Fábula. Pequeña y faldera, la moral / era una perra de esas que ladran sin cesar, / fea como una rata. Todo el día incordiando, / husmeando al perro lobo de la vida / que, indiferente y fuerte, apenas la miraba. / Hoy lo he visto pasar hacia el jardín, / llevaba la moral entre los dientes, / cogida por el cuello, asustada, encogida. / Ya no ladraba, daba unos chillidos / desafinados y espeluznantes, / pero la vida, con su firme paso / de lobo, la ha llevado entre los árboles / llenos de pájaros, y allí / le ha roto el espinazo y después / se ha tumbado a su sombra. / Hoy he hecho limpieza de mis libros, / o sea, de mi tiempo. / De Simone de Beauvoir los tiro todos.

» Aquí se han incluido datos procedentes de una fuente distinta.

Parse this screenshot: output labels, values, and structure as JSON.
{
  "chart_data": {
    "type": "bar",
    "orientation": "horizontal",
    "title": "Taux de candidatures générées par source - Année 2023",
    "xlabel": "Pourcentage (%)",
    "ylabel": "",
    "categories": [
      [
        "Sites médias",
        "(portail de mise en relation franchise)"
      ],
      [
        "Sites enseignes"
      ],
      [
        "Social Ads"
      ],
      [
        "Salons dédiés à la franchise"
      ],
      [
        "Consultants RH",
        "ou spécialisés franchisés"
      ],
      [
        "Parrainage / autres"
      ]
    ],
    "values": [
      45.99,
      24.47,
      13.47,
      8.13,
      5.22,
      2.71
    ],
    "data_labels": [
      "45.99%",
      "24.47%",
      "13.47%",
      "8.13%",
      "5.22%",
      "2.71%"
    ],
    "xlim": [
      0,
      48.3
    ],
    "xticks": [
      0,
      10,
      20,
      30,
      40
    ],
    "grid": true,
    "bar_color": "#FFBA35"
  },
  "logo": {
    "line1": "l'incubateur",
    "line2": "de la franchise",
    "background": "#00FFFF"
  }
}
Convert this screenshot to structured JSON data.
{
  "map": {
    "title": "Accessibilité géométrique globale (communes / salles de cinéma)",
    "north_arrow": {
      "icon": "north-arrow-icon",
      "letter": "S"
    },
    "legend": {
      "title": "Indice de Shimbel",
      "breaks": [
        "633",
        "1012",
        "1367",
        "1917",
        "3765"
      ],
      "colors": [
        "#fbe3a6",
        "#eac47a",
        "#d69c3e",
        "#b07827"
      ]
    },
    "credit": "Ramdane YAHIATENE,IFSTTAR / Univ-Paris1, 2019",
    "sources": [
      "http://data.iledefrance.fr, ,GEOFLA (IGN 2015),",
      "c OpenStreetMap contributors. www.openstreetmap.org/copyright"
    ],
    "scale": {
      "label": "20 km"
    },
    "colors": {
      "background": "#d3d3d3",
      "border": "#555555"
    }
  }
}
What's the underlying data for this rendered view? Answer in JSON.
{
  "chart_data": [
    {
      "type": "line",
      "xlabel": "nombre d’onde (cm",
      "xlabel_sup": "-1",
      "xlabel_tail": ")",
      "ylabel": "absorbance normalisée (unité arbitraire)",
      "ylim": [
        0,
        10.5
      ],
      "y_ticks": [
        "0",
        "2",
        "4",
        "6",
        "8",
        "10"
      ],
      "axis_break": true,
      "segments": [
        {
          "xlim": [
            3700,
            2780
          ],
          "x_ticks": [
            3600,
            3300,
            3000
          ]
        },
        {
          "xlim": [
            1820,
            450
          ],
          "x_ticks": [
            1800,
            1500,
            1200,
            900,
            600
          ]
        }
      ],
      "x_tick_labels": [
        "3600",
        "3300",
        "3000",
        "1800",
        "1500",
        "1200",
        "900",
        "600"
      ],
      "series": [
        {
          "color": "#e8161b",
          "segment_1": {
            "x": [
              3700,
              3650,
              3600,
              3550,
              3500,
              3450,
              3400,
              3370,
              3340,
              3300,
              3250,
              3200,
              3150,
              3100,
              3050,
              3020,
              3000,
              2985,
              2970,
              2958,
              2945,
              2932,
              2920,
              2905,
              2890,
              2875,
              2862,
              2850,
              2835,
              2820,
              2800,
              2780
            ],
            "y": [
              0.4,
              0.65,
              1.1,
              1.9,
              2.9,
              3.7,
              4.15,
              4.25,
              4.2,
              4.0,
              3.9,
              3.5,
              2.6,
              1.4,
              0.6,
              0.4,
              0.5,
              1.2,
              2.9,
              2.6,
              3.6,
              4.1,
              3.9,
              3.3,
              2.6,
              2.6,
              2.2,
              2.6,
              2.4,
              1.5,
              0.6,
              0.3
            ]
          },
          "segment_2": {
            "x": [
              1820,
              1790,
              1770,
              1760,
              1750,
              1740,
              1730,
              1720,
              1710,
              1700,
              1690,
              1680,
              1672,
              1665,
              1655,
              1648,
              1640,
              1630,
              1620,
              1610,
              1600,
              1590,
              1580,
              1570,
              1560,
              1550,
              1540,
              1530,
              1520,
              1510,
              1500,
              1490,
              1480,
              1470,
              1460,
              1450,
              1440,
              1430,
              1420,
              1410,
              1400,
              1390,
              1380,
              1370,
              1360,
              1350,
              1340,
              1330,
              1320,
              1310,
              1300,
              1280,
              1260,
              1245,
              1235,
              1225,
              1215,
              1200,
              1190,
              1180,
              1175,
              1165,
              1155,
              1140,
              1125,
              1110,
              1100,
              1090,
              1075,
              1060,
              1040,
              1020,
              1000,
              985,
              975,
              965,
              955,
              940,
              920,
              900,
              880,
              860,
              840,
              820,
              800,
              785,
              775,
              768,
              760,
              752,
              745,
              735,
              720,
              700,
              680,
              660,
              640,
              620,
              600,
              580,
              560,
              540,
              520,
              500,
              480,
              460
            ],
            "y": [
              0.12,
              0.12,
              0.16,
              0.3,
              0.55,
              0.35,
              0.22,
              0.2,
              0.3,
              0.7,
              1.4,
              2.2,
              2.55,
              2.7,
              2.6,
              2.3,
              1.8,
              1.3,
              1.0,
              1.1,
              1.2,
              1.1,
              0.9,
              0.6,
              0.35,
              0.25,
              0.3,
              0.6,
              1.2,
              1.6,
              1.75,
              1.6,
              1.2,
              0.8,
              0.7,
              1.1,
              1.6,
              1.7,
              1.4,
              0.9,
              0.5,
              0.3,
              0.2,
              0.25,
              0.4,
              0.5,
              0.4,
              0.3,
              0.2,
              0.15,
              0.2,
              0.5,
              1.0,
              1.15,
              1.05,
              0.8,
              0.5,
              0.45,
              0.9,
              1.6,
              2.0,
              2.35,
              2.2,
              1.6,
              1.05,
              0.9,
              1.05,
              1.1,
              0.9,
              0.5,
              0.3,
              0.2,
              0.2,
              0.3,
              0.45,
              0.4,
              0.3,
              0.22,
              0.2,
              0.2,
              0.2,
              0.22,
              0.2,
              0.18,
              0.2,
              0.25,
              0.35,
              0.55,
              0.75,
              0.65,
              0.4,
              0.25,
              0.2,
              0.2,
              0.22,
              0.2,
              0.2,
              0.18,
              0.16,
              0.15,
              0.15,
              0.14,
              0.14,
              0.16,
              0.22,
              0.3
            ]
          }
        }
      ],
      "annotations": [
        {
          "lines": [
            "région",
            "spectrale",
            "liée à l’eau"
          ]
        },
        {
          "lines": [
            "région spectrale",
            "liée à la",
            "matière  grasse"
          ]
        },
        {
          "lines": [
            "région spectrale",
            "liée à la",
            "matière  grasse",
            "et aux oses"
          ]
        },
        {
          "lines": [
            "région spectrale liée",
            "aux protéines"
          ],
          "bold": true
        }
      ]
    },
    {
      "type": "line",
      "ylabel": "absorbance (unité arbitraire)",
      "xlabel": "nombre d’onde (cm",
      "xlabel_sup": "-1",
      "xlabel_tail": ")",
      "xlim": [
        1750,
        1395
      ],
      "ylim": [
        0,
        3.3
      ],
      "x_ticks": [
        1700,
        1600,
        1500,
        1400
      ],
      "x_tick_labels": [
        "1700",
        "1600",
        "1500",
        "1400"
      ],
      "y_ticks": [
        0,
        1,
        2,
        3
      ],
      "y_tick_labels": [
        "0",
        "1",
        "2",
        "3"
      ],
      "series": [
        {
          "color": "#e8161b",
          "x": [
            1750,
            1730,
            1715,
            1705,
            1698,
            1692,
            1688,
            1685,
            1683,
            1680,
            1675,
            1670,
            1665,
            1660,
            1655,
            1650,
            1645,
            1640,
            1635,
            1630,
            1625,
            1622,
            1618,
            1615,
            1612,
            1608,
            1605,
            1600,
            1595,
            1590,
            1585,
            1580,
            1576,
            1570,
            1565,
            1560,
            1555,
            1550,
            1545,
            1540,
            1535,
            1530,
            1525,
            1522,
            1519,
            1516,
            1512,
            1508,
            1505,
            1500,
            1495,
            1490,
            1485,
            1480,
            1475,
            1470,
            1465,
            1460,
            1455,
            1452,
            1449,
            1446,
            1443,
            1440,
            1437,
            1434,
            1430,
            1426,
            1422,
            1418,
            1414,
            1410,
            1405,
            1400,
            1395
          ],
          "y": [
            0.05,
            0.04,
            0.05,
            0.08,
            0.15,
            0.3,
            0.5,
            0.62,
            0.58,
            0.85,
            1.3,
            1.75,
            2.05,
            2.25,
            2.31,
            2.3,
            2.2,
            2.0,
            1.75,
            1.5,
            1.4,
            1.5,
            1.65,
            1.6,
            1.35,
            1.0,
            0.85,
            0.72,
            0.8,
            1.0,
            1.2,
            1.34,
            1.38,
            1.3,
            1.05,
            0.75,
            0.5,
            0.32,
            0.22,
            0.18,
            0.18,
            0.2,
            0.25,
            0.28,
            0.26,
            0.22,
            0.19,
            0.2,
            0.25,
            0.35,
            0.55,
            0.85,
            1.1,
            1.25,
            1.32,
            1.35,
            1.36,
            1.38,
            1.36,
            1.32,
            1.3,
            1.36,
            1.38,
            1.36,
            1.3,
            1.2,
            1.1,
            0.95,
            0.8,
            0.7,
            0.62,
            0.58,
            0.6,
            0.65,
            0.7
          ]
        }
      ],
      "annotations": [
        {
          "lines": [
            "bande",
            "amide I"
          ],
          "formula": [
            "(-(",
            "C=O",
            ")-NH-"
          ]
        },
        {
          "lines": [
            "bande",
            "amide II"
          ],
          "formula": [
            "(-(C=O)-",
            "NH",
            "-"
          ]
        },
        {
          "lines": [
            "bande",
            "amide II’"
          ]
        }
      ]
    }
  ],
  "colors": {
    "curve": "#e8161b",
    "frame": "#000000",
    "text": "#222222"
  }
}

La espera. Te están echando en falta tantas cosas. / Así llenan los días / instantes hechos de esperar tus manos, / de echar de menos tus pequeñas manos, / que cogieron las mías tantas veces. / Hemos de acostumbramos a tu ausencia. / Ya ha pasado un verano sin tus ojos / y el mar también habrá de acostumbrarse. / Tu calle, aún durante mucho tiempo, / esperará, delante de tu puerta, / con paciencia, tus pasos. / No se cansará nunca de esperar:/ nadie sabe esperar como una calle. / Y a mí me colma esta voluntad / de que me toques y de que me mires, / de que me digas qué hago con mi vida, / mientras los días van, con lluvia o cielo azul, / organizando ya la soledad.